Mongodb – How to define shardKey on GridFS collections to achieve Location/Data Centre affinity (MongoDB)

mongodbmongodb-3.4sharding

I have set up a mongo cluster as follows:

  1. 3 shards, one per global region APAC/EMEA/AMER (in different data centres)
  2. Shard Key is REGION + 'MONOTONICALLY INCREASING PRIMARY KEY'
  3. The "writing" clients for the cluster [typically] connect to the mongos in their region, and will be writing documents with their region's region.
  4. The "reading" clients for the cluster [typically] connect to the mongos in their region, and will be reading documents from across multiple regions (broadcast query).

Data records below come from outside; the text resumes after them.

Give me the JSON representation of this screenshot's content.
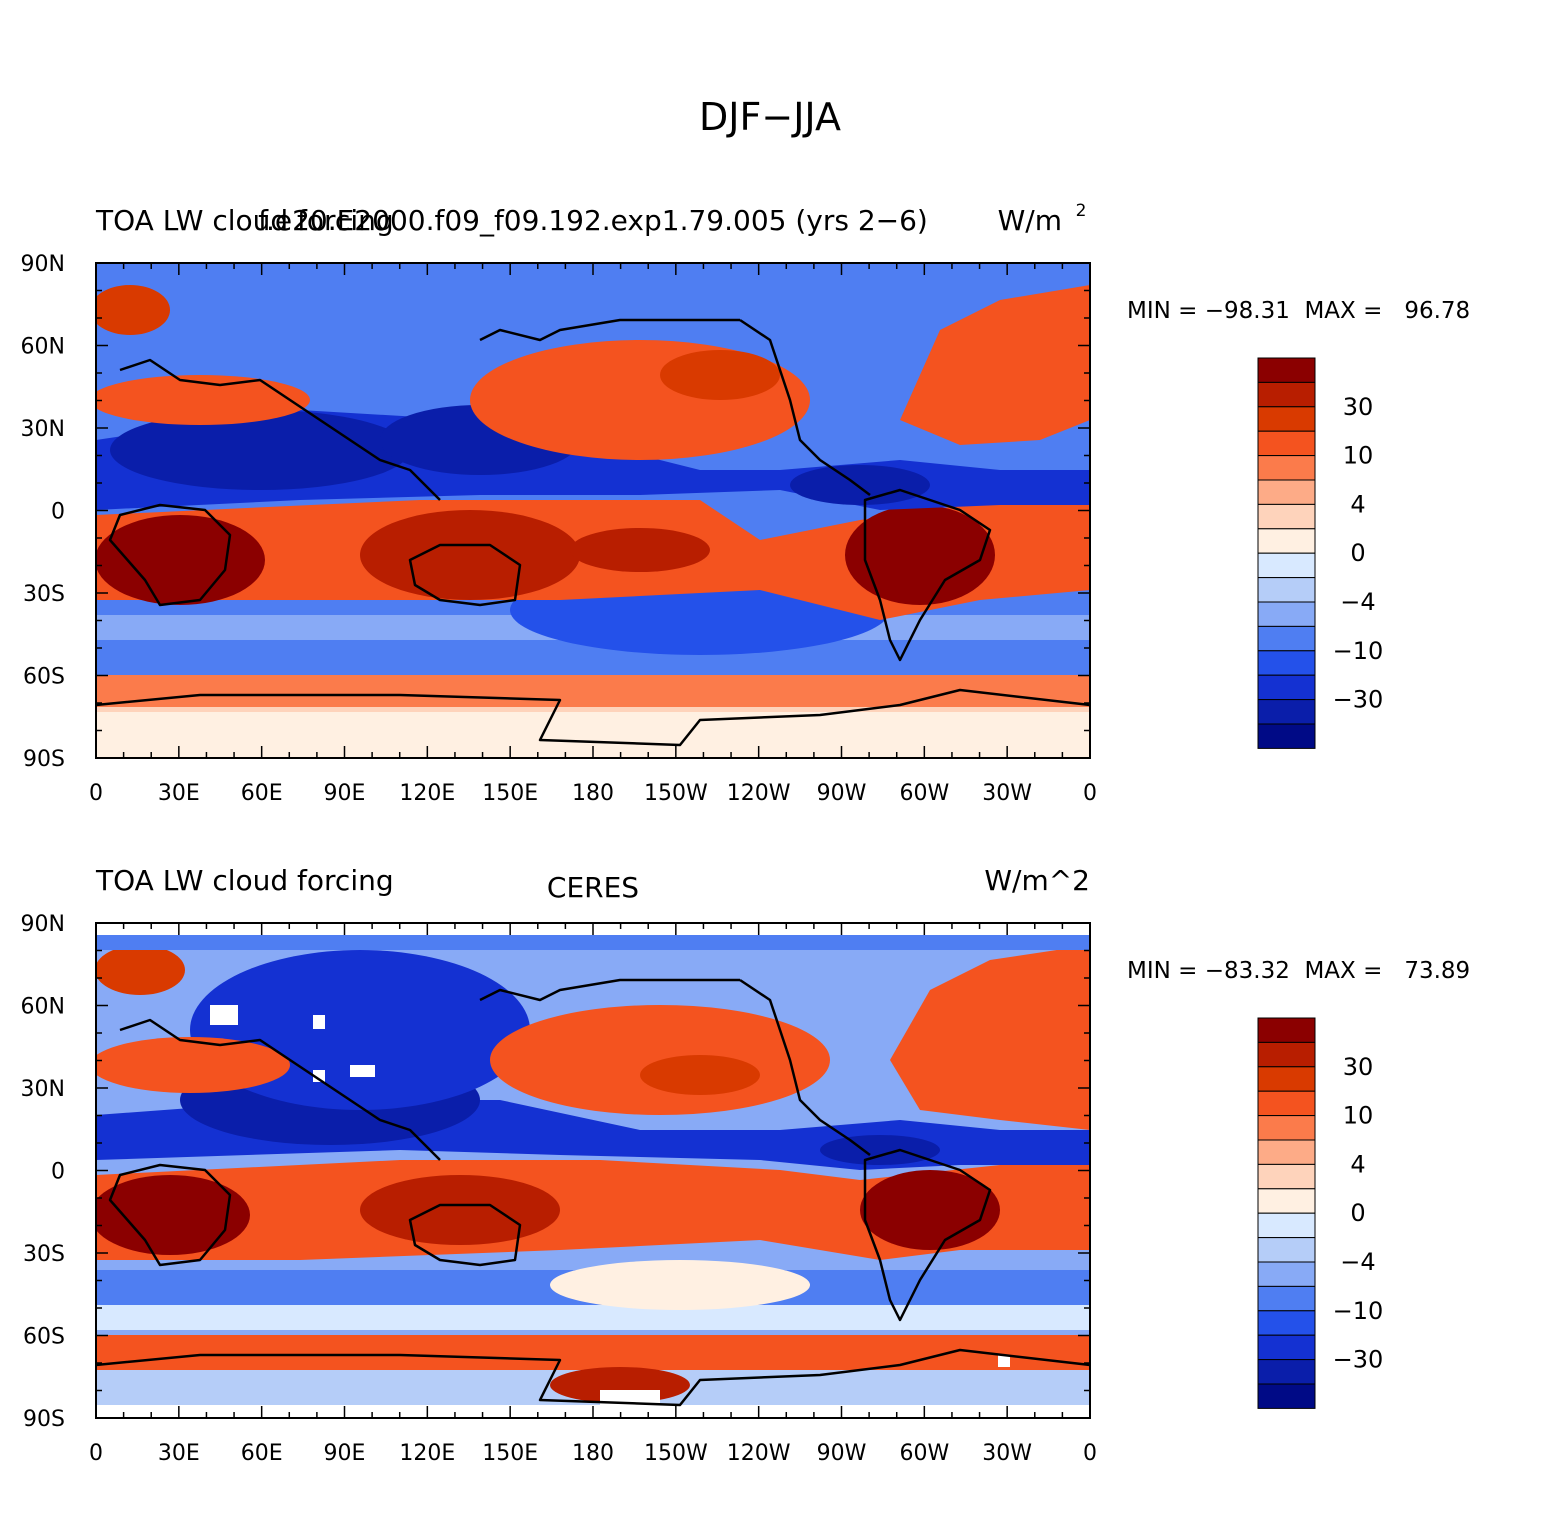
{
  "figure": {
    "title": "DJF−JJA",
    "lat_ticks": [
      "90N",
      "60N",
      "30N",
      "0",
      "30S",
      "60S",
      "90S"
    ],
    "lon_ticks": [
      "0",
      "30E",
      "60E",
      "90E",
      "120E",
      "150E",
      "180",
      "150W",
      "120W",
      "90W",
      "60W",
      "30W",
      "0"
    ],
    "colorbar_labels": [
      "30",
      "10",
      "4",
      "0",
      "−4",
      "−10",
      "−30"
    ],
    "colors": [
      "#8b0000",
      "#b81e00",
      "#d93a00",
      "#f4531f",
      "#fb7b4b",
      "#fdab87",
      "#fed3bb",
      "#fff0e2",
      "#d8e9ff",
      "#b5cdf8",
      "#88aaf6",
      "#4f7ef2",
      "#2451ea",
      "#1431d2",
      "#0a1eaa",
      "#000a86"
    ]
  },
  "panels": [
    {
      "left_title": "TOA LW cloud forcing",
      "center_title": "f.e20.E2000.f09_f09.192.exp1.79.005 (yrs 2−6)",
      "units": "W/m",
      "units_sup": "2",
      "stats": "MIN = −98.31  MAX =   96.78"
    },
    {
      "left_title": "TOA LW cloud forcing",
      "center_title": "CERES",
      "units": "W/m^2",
      "units_sup": "",
      "stats": "MIN = −83.32  MAX =   73.89"
    }
  ]
}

The system is highly write intensive, with very few reads. Thus, overall I believe the above setup is optimal, since writers get fast "local" writes, while readers get convenience of single query to read across the shard, albeit slightly slow [and just to underline, for reading, I value convenience over speed].

OK so that's the background. But then suddenly I realized: I'm also using GridFS to store files, and I want the files to get stored in same way (i.e. write to local region).

Hopefully in the context of the above, my original question makes sense:

How to define shardKey on GridFS collections (fs.files/fs.chunks) to achieve Location/Data Centre affinity?

This is what I've tried:

I've noticed that I can add meta-data in during the upload operation, such that the fs.FILES collection has the region in as an accessible field that could be used as part of the sharding key for fs.files (i.e. sharding key REGION + "FILE_ID").

However, what about fs.chunks? will they follow around their "parent" fs.file record and get routed to the same shard as the "parent" fs.file?

Thanks in advance!

Best Answer

However, what about fs.chunks? will they follow around their "parent" fs.file record and get routed to the same shard as the "parent" fs.file?

The answer is no!

You could use files.aliases or files.metadata to store that REGION.

How ever maybe best solution (both chunks and files) is NOT to shard your GridFS. Create three different GridFS databases (APAC/EMEA/AMER) and then use command movePrimary to change "primary shard" to point right shard in your cluster. Then change your application so that it selects GridFS database base on the user's location. This, of course, works with all other collections what are REGION specific.